Irish Atheists, Muslims and Evangelicals urge curriculum reform

The report argues that children of atheist, secular and minority faith families are forced into Catholic faith formation
The report argues that children of atheist, secular and minority faith families are forced into Catholic faith formation

School children should be allowed to choose another subject in place of religion, a new study has recommended.

Atheists, Muslims and Evangelicals in Ireland are supporting the change as part of a joint call for religious education reform.

They argue that the state-endorsed religious education course should not be compulsory.

In recent months, Atheist Ireland has researched hundreds of documents obtained under the Freedom of Information Act from the National Council for Curriculum & Assessment (NCCA) in the Republic about how it devised the state RE course at second level.

This research, the group said, supported the case it had been making for years: "That the state second level religious education course disrespects the philosophical convictions of atheist, secular and minority faith families".

It added that schools in Ireland were, therefore, forcing children of atheist, secular and minority faith families, into religious instruction and Catholic faith formation.

Now, as part of an inter-belief alliance for secularism, Atheist Ireland, Irish Ahmadiyya Muslims and Evangelical Alliance of Ireland have jointly called for an end to religious discrimination in Irish second level schools.

The group said members each respected that they had very different world-views as atheists, Muslims and Evangelicals.

They also agree that each person should be treated with respect, their right to hold their beliefs should be treated with respect, and the government should treat all equally before the law by remaining neutral between religious and non-religious beliefs.

Atheist Ireland chairman Michael Nugent said the existing religious education course in schools "disrespects the philosophical convictions of atheist, secular and minority faith families".

"The minister for education should immediately issue a circular letter informing all schools at second level that the state religious education course is not compulsory and students can choose another subject, and schools should actively inform students and parents about this," he said.

Imam Ibrahim Noonan, Imam of Galway Ahmadiyya Mosque and missionary in charge of island of Ireland, supported this call.

"The Ahmadiyya Muslim Community has always adhered to the fact that religion and state are two different entities.

"Therefore it views that secular knowledge should be given eminence within the school curriculum.

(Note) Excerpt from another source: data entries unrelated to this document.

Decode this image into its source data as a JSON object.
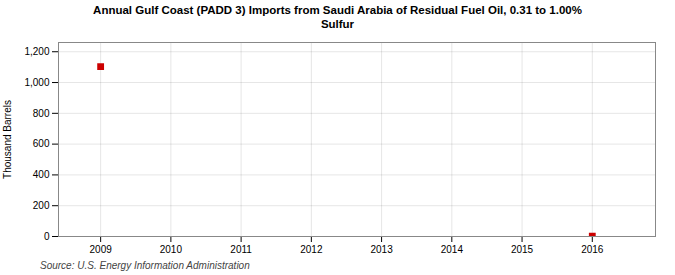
{
  "chart_data": {
    "type": "scatter",
    "title": "Annual Gulf Coast (PADD 3) Imports from Saudi Arabia of Residual Fuel Oil, 0.31 to 1.00%\nSulfur",
    "ylabel": "Thousand Barrels",
    "source": "Source: U.S. Energy Information Administration",
    "x": [
      2009,
      2016
    ],
    "values": [
      1103,
      3
    ],
    "color": "#cc0000",
    "marker": "square",
    "xlim": [
      2008.4,
      2016.9
    ],
    "xticks": [
      2009,
      2010,
      2011,
      2012,
      2013,
      2014,
      2015,
      2016
    ],
    "ylim": [
      0,
      1260
    ],
    "yticks": [
      0,
      200,
      400,
      600,
      800,
      {
        "value": 1000,
        "label": "1,000"
      },
      {
        "value": 1200,
        "label": "1,200"
      }
    ],
    "grid": true
  }
}
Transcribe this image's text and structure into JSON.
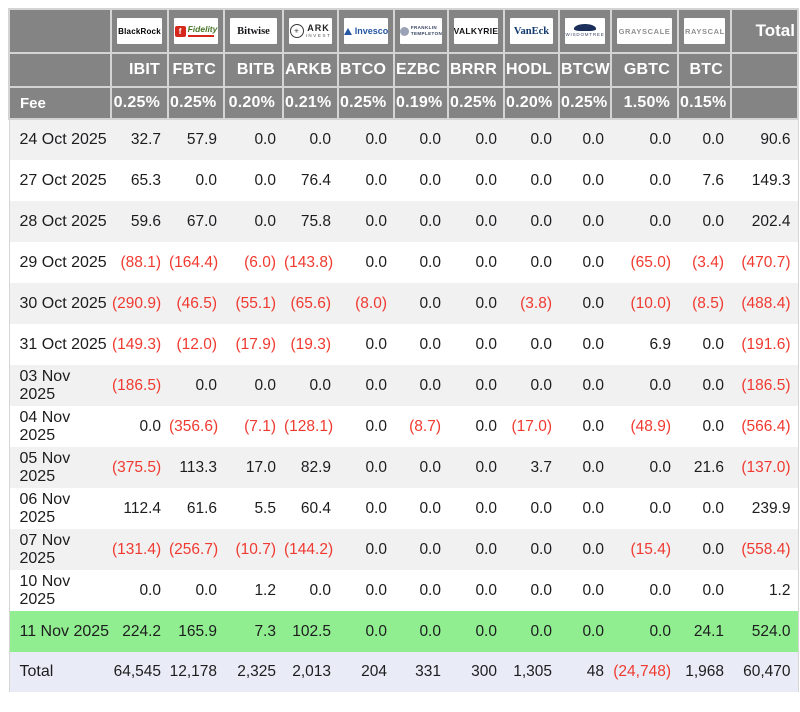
{
  "table": {
    "total_header": "Total",
    "fee_label": "Fee",
    "funds": [
      {
        "ticker": "IBIT",
        "fee": "0.25%",
        "brand": "blackrock",
        "logo_text": "BlackRock"
      },
      {
        "ticker": "FBTC",
        "fee": "0.25%",
        "brand": "fidelity",
        "logo_text": "Fidelity",
        "logo_icon": "f"
      },
      {
        "ticker": "BITB",
        "fee": "0.20%",
        "brand": "bitwise",
        "logo_text": "Bitwise"
      },
      {
        "ticker": "ARKB",
        "fee": "0.21%",
        "brand": "ark",
        "logo_text": "ARK",
        "logo_sub": "INVEST"
      },
      {
        "ticker": "BTCO",
        "fee": "0.25%",
        "brand": "invesco",
        "logo_text": "Invesco"
      },
      {
        "ticker": "EZBC",
        "fee": "0.19%",
        "brand": "franklin",
        "logo_lines": [
          "FRANKLIN",
          "TEMPLETON"
        ]
      },
      {
        "ticker": "BRRR",
        "fee": "0.25%",
        "brand": "valkyrie",
        "logo_text": "VALKYRIE"
      },
      {
        "ticker": "HODL",
        "fee": "0.20%",
        "brand": "vaneck",
        "logo_text": "VanEck"
      },
      {
        "ticker": "BTCW",
        "fee": "0.25%",
        "brand": "wisdomtree",
        "logo_text": "WISDOMTREE"
      },
      {
        "ticker": "GBTC",
        "fee": "1.50%",
        "brand": "grayscale",
        "logo_text": "GRAYSCALE"
      },
      {
        "ticker": "BTC",
        "fee": "0.15%",
        "brand": "grayscale",
        "logo_text": "GRAYSCALE"
      }
    ],
    "rows": [
      {
        "date": "24 Oct 2025",
        "values": [
          "32.7",
          "57.9",
          "0.0",
          "0.0",
          "0.0",
          "0.0",
          "0.0",
          "0.0",
          "0.0",
          "0.0",
          "0.0"
        ],
        "total": "90.6",
        "highlight": false
      },
      {
        "date": "27 Oct 2025",
        "values": [
          "65.3",
          "0.0",
          "0.0",
          "76.4",
          "0.0",
          "0.0",
          "0.0",
          "0.0",
          "0.0",
          "0.0",
          "7.6"
        ],
        "total": "149.3",
        "highlight": false
      },
      {
        "date": "28 Oct 2025",
        "values": [
          "59.6",
          "67.0",
          "0.0",
          "75.8",
          "0.0",
          "0.0",
          "0.0",
          "0.0",
          "0.0",
          "0.0",
          "0.0"
        ],
        "total": "202.4",
        "highlight": false
      },
      {
        "date": "29 Oct 2025",
        "values": [
          "(88.1)",
          "(164.4)",
          "(6.0)",
          "(143.8)",
          "0.0",
          "0.0",
          "0.0",
          "0.0",
          "0.0",
          "(65.0)",
          "(3.4)"
        ],
        "total": "(470.7)",
        "highlight": false
      },
      {
        "date": "30 Oct 2025",
        "values": [
          "(290.9)",
          "(46.5)",
          "(55.1)",
          "(65.6)",
          "(8.0)",
          "0.0",
          "0.0",
          "(3.8)",
          "0.0",
          "(10.0)",
          "(8.5)"
        ],
        "total": "(488.4)",
        "highlight": false
      },
      {
        "date": "31 Oct 2025",
        "values": [
          "(149.3)",
          "(12.0)",
          "(17.9)",
          "(19.3)",
          "0.0",
          "0.0",
          "0.0",
          "0.0",
          "0.0",
          "6.9",
          "0.0"
        ],
        "total": "(191.6)",
        "highlight": false
      },
      {
        "date": "03 Nov 2025",
        "values": [
          "(186.5)",
          "0.0",
          "0.0",
          "0.0",
          "0.0",
          "0.0",
          "0.0",
          "0.0",
          "0.0",
          "0.0",
          "0.0"
        ],
        "total": "(186.5)",
        "highlight": false
      },
      {
        "date": "04 Nov 2025",
        "values": [
          "0.0",
          "(356.6)",
          "(7.1)",
          "(128.1)",
          "0.0",
          "(8.7)",
          "0.0",
          "(17.0)",
          "0.0",
          "(48.9)",
          "0.0"
        ],
        "total": "(566.4)",
        "highlight": false
      },
      {
        "date": "05 Nov 2025",
        "values": [
          "(375.5)",
          "113.3",
          "17.0",
          "82.9",
          "0.0",
          "0.0",
          "0.0",
          "3.7",
          "0.0",
          "0.0",
          "21.6"
        ],
        "total": "(137.0)",
        "highlight": false
      },
      {
        "date": "06 Nov 2025",
        "values": [
          "112.4",
          "61.6",
          "5.5",
          "60.4",
          "0.0",
          "0.0",
          "0.0",
          "0.0",
          "0.0",
          "0.0",
          "0.0"
        ],
        "total": "239.9",
        "highlight": false
      },
      {
        "date": "07 Nov 2025",
        "values": [
          "(131.4)",
          "(256.7)",
          "(10.7)",
          "(144.2)",
          "0.0",
          "0.0",
          "0.0",
          "0.0",
          "0.0",
          "(15.4)",
          "0.0"
        ],
        "total": "(558.4)",
        "highlight": false
      },
      {
        "date": "10 Nov 2025",
        "values": [
          "0.0",
          "0.0",
          "1.2",
          "0.0",
          "0.0",
          "0.0",
          "0.0",
          "0.0",
          "0.0",
          "0.0",
          "0.0"
        ],
        "total": "1.2",
        "highlight": false
      },
      {
        "date": "11 Nov 2025",
        "values": [
          "224.2",
          "165.9",
          "7.3",
          "102.5",
          "0.0",
          "0.0",
          "0.0",
          "0.0",
          "0.0",
          "0.0",
          "24.1"
        ],
        "total": "524.0",
        "highlight": true
      }
    ],
    "total_row": {
      "label": "Total",
      "values": [
        "64,545",
        "12,178",
        "2,325",
        "2,013",
        "204",
        "331",
        "300",
        "1,305",
        "48",
        "(24,748)",
        "1,968"
      ],
      "total": "60,470"
    }
  },
  "colors": {
    "header_bg": "#848484",
    "header_text": "#ffffff",
    "header_grid": "#d4d4d4",
    "stripe_bg": "#f1f1f2",
    "white_bg": "#ffffff",
    "highlight_bg": "#90ee90",
    "total_bg": "#e9ecf6",
    "negative": "#f03a30",
    "text": "#1d1d1f"
  }
}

The state must recognise the importance of the feelings and sentiments of those who practise a particular faith or belief system, whether that be a religious system or non religious system.

"What is important is that department of education recognise that no particular faith should have the monopoly in the schools, as the very question that can be asked is: which version of a particular religion is the correct one, and who will teach it? All that should be taught in state schools is the basic fundamentals of any faith system or non faith belief system is, including historical and morals, principles and ethics."

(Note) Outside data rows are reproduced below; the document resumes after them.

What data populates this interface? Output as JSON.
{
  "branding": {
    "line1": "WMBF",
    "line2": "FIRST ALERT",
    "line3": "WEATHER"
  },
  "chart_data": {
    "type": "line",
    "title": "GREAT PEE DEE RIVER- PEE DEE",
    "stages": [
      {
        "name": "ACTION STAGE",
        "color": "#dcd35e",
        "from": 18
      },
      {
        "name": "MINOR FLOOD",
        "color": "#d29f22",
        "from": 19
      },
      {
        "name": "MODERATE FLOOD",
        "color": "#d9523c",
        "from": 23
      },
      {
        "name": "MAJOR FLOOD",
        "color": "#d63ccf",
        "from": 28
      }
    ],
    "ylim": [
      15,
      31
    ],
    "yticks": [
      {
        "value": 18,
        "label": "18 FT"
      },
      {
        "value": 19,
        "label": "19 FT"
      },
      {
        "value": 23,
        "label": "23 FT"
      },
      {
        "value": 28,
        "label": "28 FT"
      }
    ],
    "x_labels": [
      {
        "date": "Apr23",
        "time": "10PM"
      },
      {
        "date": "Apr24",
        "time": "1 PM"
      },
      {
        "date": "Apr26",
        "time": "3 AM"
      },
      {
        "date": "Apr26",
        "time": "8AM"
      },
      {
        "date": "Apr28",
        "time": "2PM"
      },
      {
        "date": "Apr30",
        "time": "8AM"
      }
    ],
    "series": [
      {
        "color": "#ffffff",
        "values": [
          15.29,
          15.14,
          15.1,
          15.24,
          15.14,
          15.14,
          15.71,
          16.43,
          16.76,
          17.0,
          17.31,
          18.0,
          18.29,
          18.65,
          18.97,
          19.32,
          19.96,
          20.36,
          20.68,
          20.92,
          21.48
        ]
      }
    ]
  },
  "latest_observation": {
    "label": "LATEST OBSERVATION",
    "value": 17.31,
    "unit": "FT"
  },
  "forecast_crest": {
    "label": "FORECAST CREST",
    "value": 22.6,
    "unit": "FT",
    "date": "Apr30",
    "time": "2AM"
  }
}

Pastor Nick Park, Executive Director of Evangelical Alliance of Ireland said as a Christian minister, he disagreed with Atheist Ireland on many theological matters and issues of faith.

"Nevertheless, I congratulate them on wading through a copious amount of documents to produce this comprehensive report, demonstrating clearly the state's failure to protect children from coercion and discrimination in the area of religious education," he said.

"Parents from religious minorities, as well as parents of no religious belief, are being denied rights supposedly guaranteed to them and their children under the Irish Constitution and various human rights treaties.

"Most religions would hold that it is the responsibility of their members who are parents to provide religious instruction to their children, but religious formation and indoctrination should not be the business of the state or of state-funded schools. When the state acts in such a way it is bad for parents, bad for children, and ultimately bad for religion itself."

Earlier this year, community and comprehensive schools under Catholic patronage in the Republic were told they need to be prepared for a time when religious instruction and worship may not be required by pupils.

Seán Ó Foghlú, secretary general of the Department of Education, told the Association of Trustees of Catholic Schools, that the community and comprehensive secondary schools under religious patronage were legally obliged under deeds to serve the entire community.

"The schools need to prepare for situations where a majority of students may wish to withdraw and where religious instruction and worship may be required by a minority, if at all," he said.